Select only a signal with plasma
tstart = str2num(webread([baseURL num2str(PlasmaShotNo) '/plasma_start']));
tend = str2num(webread([baseURL num2str(PlasmaShotNo) '/plasma_end']));
i_start = find(Ul(:,1)>=tstart,1,'first');
i_end = find(Ul(:,1)>=tend,1,'first');
n_e = n_e(i_start:i_end);
I_p = I_p(i_start:i_end);
U_l = U_l(i_start:i_end);
time = Ul(i_start:i_end,1);
And let´s plot it
figure(6);
h1 = subplot(3,1,1);
plot(time*1e3,U_l)
ylabel('U_l [V]'); set(gca,'XTickLabels',[]); ylim([-4 12]); xlim([tstart tend]*1e3)
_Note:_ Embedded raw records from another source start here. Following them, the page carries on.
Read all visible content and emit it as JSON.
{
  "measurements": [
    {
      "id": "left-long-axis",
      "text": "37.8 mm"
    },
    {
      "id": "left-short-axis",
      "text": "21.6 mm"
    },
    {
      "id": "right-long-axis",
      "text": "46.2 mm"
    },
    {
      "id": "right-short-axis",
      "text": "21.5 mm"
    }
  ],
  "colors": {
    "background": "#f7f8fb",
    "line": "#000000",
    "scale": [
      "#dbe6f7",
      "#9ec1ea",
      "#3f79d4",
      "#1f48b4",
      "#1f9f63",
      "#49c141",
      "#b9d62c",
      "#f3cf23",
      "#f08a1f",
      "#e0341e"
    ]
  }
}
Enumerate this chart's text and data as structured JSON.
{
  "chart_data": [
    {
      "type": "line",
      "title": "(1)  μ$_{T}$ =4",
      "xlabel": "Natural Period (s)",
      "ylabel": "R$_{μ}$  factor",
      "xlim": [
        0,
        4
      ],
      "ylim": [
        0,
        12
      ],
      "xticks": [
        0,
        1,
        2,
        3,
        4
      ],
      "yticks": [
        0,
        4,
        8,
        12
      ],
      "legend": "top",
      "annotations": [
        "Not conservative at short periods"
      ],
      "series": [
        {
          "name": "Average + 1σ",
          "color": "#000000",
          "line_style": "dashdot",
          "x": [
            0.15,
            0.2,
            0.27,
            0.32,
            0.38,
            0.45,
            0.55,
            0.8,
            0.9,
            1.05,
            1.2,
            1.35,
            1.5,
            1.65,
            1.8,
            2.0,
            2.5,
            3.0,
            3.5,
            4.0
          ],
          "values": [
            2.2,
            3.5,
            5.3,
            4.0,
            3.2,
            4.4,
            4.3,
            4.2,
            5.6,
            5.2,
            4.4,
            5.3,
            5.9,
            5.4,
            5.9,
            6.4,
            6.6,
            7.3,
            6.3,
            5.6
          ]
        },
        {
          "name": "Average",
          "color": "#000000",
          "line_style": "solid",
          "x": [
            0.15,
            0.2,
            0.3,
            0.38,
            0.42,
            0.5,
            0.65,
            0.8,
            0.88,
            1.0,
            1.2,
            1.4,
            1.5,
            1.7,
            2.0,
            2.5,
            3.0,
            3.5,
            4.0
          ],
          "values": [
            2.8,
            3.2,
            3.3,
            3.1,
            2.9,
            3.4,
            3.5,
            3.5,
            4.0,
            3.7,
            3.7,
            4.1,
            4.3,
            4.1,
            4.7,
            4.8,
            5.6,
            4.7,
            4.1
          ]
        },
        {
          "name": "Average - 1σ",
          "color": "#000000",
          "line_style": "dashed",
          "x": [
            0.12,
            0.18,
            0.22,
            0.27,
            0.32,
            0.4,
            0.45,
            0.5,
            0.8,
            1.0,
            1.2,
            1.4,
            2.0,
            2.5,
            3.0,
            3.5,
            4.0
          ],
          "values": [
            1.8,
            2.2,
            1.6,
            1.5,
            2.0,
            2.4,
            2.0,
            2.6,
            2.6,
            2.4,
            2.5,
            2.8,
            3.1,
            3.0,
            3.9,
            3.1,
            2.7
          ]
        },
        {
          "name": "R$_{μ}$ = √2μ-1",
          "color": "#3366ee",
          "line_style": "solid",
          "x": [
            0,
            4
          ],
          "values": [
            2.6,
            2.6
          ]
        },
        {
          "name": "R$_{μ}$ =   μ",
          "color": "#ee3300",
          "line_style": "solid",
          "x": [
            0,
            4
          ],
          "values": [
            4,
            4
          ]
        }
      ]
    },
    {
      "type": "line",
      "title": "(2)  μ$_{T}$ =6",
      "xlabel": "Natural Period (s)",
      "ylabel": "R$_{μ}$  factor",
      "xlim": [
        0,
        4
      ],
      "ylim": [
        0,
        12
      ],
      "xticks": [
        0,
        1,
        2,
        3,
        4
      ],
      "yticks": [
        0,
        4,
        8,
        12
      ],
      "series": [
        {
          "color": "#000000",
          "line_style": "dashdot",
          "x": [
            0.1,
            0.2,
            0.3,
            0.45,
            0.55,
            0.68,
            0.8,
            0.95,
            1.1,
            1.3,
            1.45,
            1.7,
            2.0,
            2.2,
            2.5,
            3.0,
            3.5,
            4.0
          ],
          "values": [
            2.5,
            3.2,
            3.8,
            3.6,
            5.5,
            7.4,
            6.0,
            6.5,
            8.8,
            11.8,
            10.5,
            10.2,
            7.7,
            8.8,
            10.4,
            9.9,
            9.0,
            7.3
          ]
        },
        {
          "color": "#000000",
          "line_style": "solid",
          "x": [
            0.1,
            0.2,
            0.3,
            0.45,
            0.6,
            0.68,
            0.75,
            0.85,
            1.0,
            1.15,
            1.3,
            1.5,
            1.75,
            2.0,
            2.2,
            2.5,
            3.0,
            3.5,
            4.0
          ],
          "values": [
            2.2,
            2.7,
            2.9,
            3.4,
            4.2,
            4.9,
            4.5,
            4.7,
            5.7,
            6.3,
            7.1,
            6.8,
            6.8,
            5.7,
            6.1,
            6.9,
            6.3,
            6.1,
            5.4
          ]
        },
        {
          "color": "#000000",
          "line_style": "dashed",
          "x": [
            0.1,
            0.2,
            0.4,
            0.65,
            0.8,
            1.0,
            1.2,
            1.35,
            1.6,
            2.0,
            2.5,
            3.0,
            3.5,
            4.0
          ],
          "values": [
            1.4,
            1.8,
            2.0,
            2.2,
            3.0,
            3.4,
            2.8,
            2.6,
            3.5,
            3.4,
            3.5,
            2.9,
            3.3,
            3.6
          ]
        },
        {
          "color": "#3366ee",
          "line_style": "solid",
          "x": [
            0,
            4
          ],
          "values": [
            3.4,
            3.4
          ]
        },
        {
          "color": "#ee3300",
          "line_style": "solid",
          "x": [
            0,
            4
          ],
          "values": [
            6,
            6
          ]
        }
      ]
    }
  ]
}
legend('Loop voltage U_l')
title(['Plasma shot: #' num2str(PlasmaShotNo) ' - real data'])
h2 = subplot(3,1,2);
p = get(h1, 'pos'); p(2) = p(2) - p(4)*1.1; set(h2,'pos',p) % proper positon of subplot
plot(time*1e3,I_p/1e3)
ylabel('I_p [kA]'); set(gca,'XTickLabels',[]); ylim([-1 5]); xlim([tstart tend]*1e3)
legend('Plasma current I_p')
h3 = subplot(3,1,3);
p = get(h2, 'pos'); p(2) = p(2) - p(4)*1.1; set(h3,'pos',p) % proper positon of subplot
plot(time*1e3,n_e)
ylabel('n_e [m^{-3}]'); ylim([0 7e18]); xlabel('Time [ms]'); xlim([tstart tend]*1e3)
legend('Electron density n_e')
Final calculations
Plasma resistivity adopted to avoid problems @ T_e calculation
R_p = U_l./I_p;
R_p(R_p<0 & isnan(R_p)) = 0;
Plasma heating power
P_OH = U_l.*I_p;
Central electron temperature (the GOLEM specific case)
T_e = 0.9.*R_p.^(-2/3);
Energy content in the plasma
W_p = PlasmaVolume.*n_e.*eV.*T_e./3;
Let´s make final calculations in the stationary phase to avoid complex derivation calculations of plasma energy balance
imin = find(time>=0.015,1,'first');
imax = find(time>=0.020,1,'first');
P_OH = P_OH(imin:imax);
W_p = W_p(imin:imax);
time = time(imin:imax);
tau = W_p./P_OH;
Plot
figure(7);
h1 = subplot(3,1,1);
plot(time*1e3,P_OH/1e3)
ylabel('P_{OH} [kW]'); set(gca,'XTickLabels',[]); ylim([20 27]);
legend('Ohmic heating power P_{OH}')
title(['Plasma shot: #' num2str(PlasmaShotNo) ' - energy balance'])
h2 = subplot(3,1,2);
p = get(h1, 'pos'); p(2) = p(2) - p(4)*1.1; set(h2,'pos',p) % proper positon of subplot
plot(time*1e3,W_p)
ylabel('W_p [J]'); set(gca,'XTickLabels',[]); ylim([0.6 1.3]);
legend('Plasma energy W_p')
h3 = subplot(3,1,3);
p = get(h2, 'pos'); p(2) = p(2) - p(4)*1.1; set(h3,'pos',p) % proper positon of subplot
plot(time*1e3,tau*1e6)
ylabel('n_e [m^{-3}]'); ylim([25 50]); xlabel('Time [ms]')
legend('Energy confinement time \tau_E')
grid on
Final calculation
tau_mean = mean(tau);
tau_err = std(tau);
disp(['Energy confinement time = (' num2str(tau_mean*1e6,'%.0f') ' +/- ' num2str(R_err*1e6,'%.0f') ') us'])